Sono 6 anni che non uso note in italiano e addirittura circa 10 anni che non corro con un team italiano

 

Neanche il tempo di festeggiare il titolo ed esce la notizia che il prossimo anno correrai con Bertelli.
«Con Lorenzo è tutto l'anno che siamo vicini nel service; il nostro team è sempre a fianco al suo. Essendo un team italiano spesso per scambiare due chiacchiere, prendere un buon caffè, ehm sai, con il team inglese… Nasser stesso apprezzava la cucina del team di Bertelli: avevano un cuoco ed una cucina perfetta! Considera che con il nostro team avevamo un panino del McDonald's, c'era quindi un attimino di disparità sotto questo aspetto! Comunque, a parte gli scherzi, considera che nel team di Bertelli c'è gente come Carlo Cassina, che conosco da quando lavorava con mio padre, e quindi era anche piacevole poter parlare in italiano. Si era da subito instaurato un buon rapporto con tutto il team e con lo stesso Lorenzo. In Spagna Nasser mi ha detto che, per il prossimo anno, la sua intenzione era di partecipare al solo Cross Country ed anche per il Medio Orientale era più propenso a fare qualche gara e non tutto il campionato.

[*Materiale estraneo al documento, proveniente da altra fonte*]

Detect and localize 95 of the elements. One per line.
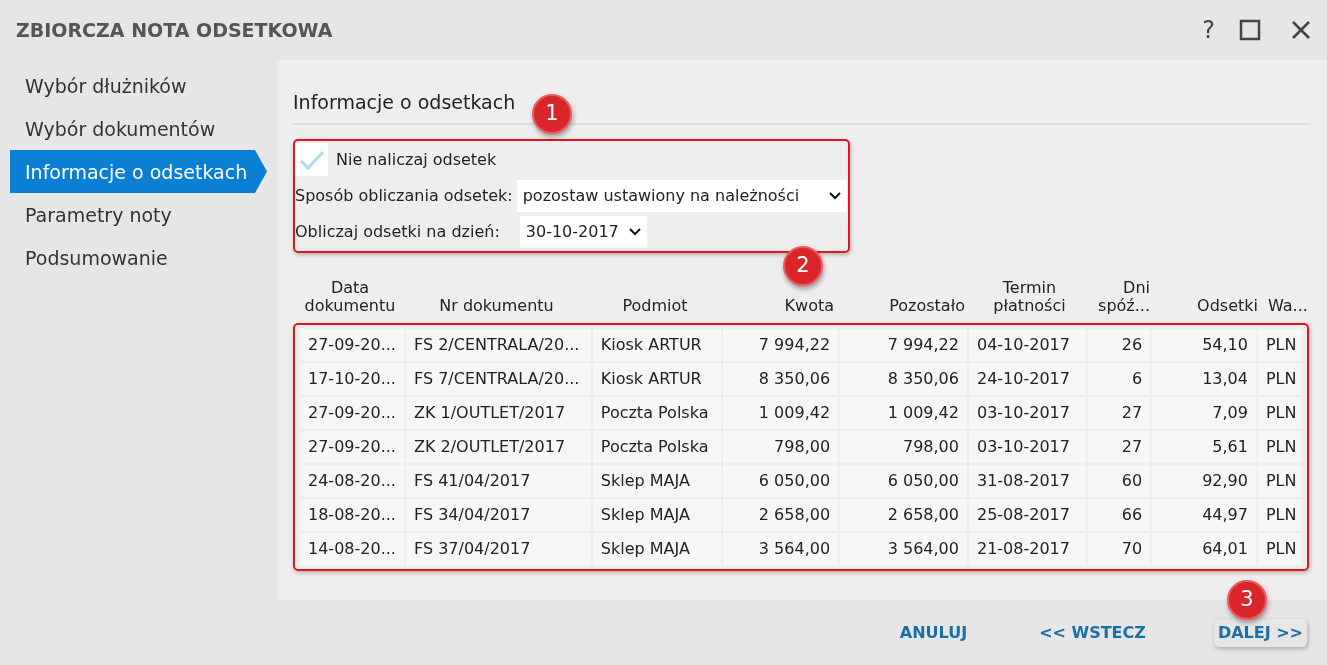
table-cell: PLN bbox=[1257, 532, 1302, 565]
callout-badge: 2 bbox=[783, 246, 823, 286]
help-button[interactable]: ? bbox=[1202, 12, 1215, 48]
column-header[interactable]: Dni spóź... bbox=[1094, 278, 1150, 315]
checkbox-label: Nie naliczaj odsetek bbox=[336, 148, 497, 171]
column-header[interactable]: Pozostało bbox=[889, 296, 965, 315]
table-cell: 31-08-2017 bbox=[968, 464, 1086, 497]
table-cell: ZK 2/OUTLET/2017 bbox=[406, 430, 591, 463]
column-header[interactable]: Wa... bbox=[1268, 296, 1308, 315]
chevron-down-icon bbox=[828, 191, 841, 200]
table-cell: 6 050,00 bbox=[722, 464, 839, 497]
date-dropdown[interactable]: 30-10-2017 bbox=[519, 215, 647, 248]
method-dropdown[interactable]: pozostaw ustawiony na należności bbox=[516, 179, 847, 212]
table-cell: 8 350,06 bbox=[840, 362, 967, 395]
sidebar-item[interactable]: Parametry noty bbox=[10, 193, 255, 236]
table-cell: PLN bbox=[1257, 396, 1302, 429]
table-cell: 03-10-2017 bbox=[968, 396, 1086, 429]
table-cell: 1 009,42 bbox=[840, 396, 967, 429]
table-cell: PLN bbox=[1257, 430, 1302, 463]
table-cell: 1 009,42 bbox=[722, 396, 839, 429]
table-cell: 7 994,22 bbox=[722, 328, 839, 361]
table-cell: 798,00 bbox=[722, 430, 839, 463]
column-header[interactable]: Data dokumentu bbox=[302, 278, 398, 315]
sidebar-item[interactable]: Wybór dłużników bbox=[10, 64, 255, 107]
table-cell: FS 7/CENTRALA/20... bbox=[406, 362, 591, 395]
table-cell: 70 bbox=[1087, 532, 1151, 565]
table-cell: 04-10-2017 bbox=[968, 328, 1086, 361]
table-cell: 24-10-2017 bbox=[968, 362, 1086, 395]
window-title: ZBIORCZA NOTA ODSETKOWA bbox=[16, 17, 333, 43]
table-cell: Sklep MAJA bbox=[592, 498, 721, 531]
sidebar-item[interactable]: Wybór dokumentów bbox=[10, 107, 255, 150]
column-header[interactable]: Kwota bbox=[784, 296, 834, 315]
table-cell: Sklep MAJA bbox=[592, 464, 721, 497]
table-cell: FS 37/04/2017 bbox=[406, 532, 591, 565]
table-cell: 14-08-20... bbox=[300, 532, 404, 565]
table-cell: 2 658,00 bbox=[722, 498, 839, 531]
table-cell: PLN bbox=[1257, 328, 1302, 361]
column-header[interactable]: Nr dokumentu bbox=[439, 296, 554, 315]
table-cell: 18-08-20... bbox=[300, 498, 404, 531]
field-label: Obliczaj odsetki na dzień: bbox=[295, 220, 500, 243]
footer-button[interactable]: ANULUJ bbox=[895, 618, 972, 647]
column-header[interactable]: Odsetki bbox=[1197, 296, 1258, 315]
sidebar-item[interactable]: Podsumowanie bbox=[10, 236, 255, 279]
table-cell: 25-08-2017 bbox=[968, 498, 1086, 531]
table-cell: 13,04 bbox=[1152, 362, 1256, 395]
column-header[interactable]: Termin płatności bbox=[975, 278, 1084, 315]
table-cell: 27 bbox=[1087, 396, 1151, 429]
table-cell: 64,01 bbox=[1152, 532, 1256, 565]
footer-button[interactable]: DALEJ >> bbox=[1213, 618, 1307, 647]
table-cell: Poczta Polska bbox=[592, 430, 721, 463]
table-cell: 798,00 bbox=[840, 430, 967, 463]
table-cell: 8 350,06 bbox=[722, 362, 839, 395]
table-cell: 44,97 bbox=[1152, 498, 1256, 531]
table-cell: FS 2/CENTRALA/20... bbox=[406, 328, 591, 361]
sidebar-item[interactable]: Informacje o odsetkach bbox=[10, 150, 267, 193]
table-cell: 60 bbox=[1087, 464, 1151, 497]
table-cell: 92,90 bbox=[1152, 464, 1256, 497]
table-cell: PLN bbox=[1257, 362, 1302, 395]
table-cell: 3 564,00 bbox=[722, 532, 839, 565]
table-cell: 6 050,00 bbox=[840, 464, 967, 497]
table-cell: 27-09-20... bbox=[300, 328, 404, 361]
table-cell: 54,10 bbox=[1152, 328, 1256, 361]
table-cell: Poczta Polska bbox=[592, 396, 721, 429]
footer-button[interactable]: << WSTECZ bbox=[1035, 618, 1150, 647]
table-cell: 6 bbox=[1087, 362, 1151, 395]
table-cell: 2 658,00 bbox=[840, 498, 967, 531]
table-cell: 24-08-20... bbox=[300, 464, 404, 497]
table-cell: 27 bbox=[1087, 430, 1151, 463]
table-cell: 7,09 bbox=[1152, 396, 1256, 429]
table-cell: FS 34/04/2017 bbox=[406, 498, 591, 531]
close-icon[interactable] bbox=[1291, 20, 1311, 40]
table-cell: PLN bbox=[1257, 464, 1302, 497]
table-cell: FS 41/04/2017 bbox=[406, 464, 591, 497]
field-label: Sposób obliczania odsetek: bbox=[295, 184, 513, 207]
table-cell: 66 bbox=[1087, 498, 1151, 531]
table-cell: ZK 1/OUTLET/2017 bbox=[406, 396, 591, 429]
table-cell: 5,61 bbox=[1152, 430, 1256, 463]
table-cell: 27-09-20... bbox=[300, 396, 404, 429]
callout-badge: 1 bbox=[532, 94, 572, 134]
table-cell: Sklep MAJA bbox=[592, 532, 721, 565]
table-cell: 26 bbox=[1087, 328, 1151, 361]
table-cell: Kiosk ARTUR bbox=[592, 328, 721, 361]
table-cell: PLN bbox=[1257, 498, 1302, 531]
table-cell: 3 564,00 bbox=[840, 532, 967, 565]
table-cell: Kiosk ARTUR bbox=[592, 362, 721, 395]
column-header[interactable]: Podmiot bbox=[622, 296, 688, 315]
maximize-icon[interactable] bbox=[1239, 19, 1261, 41]
table-cell: 21-08-2017 bbox=[968, 532, 1086, 565]
table-cell: 17-10-20... bbox=[300, 362, 404, 395]
callout-badge: 3 bbox=[1227, 580, 1267, 620]
checkbox[interactable] bbox=[295, 143, 328, 176]
table-cell: 27-09-20... bbox=[300, 430, 404, 463]
chevron-down-icon bbox=[628, 227, 641, 236]
table-cell: 03-10-2017 bbox=[968, 430, 1086, 463]
table-cell: 7 994,22 bbox=[840, 328, 967, 361]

Quindi ero libero per il mondiale se trovavo un altro pilota; negli anni passati era già successo che dopo la Dakar non avessi nulla di concreto e quindi ho sparso la voce che ero libero e immediatamente, per una serie di circostanze, anche Bertelli era in cerca di un navigatore perché Emilio Dotta, il suo abituale coequiper, aveva deciso di fare un'esperienza nel Moto Mondiale. E’ stata una conseguenza naturale che ci si sia trovati insieme come due anime gemelle. Considera che sono 6 anni che non uso note in italiano e addirittura circa 10 anni che non corro con un team italiano: l'ultima volta è stato nel 2005 con la Fiat. Saremo un Made in Italy al 100%: anche le gomme sono italiane, le Pirelli, sì son contento ed è una cosa interessante».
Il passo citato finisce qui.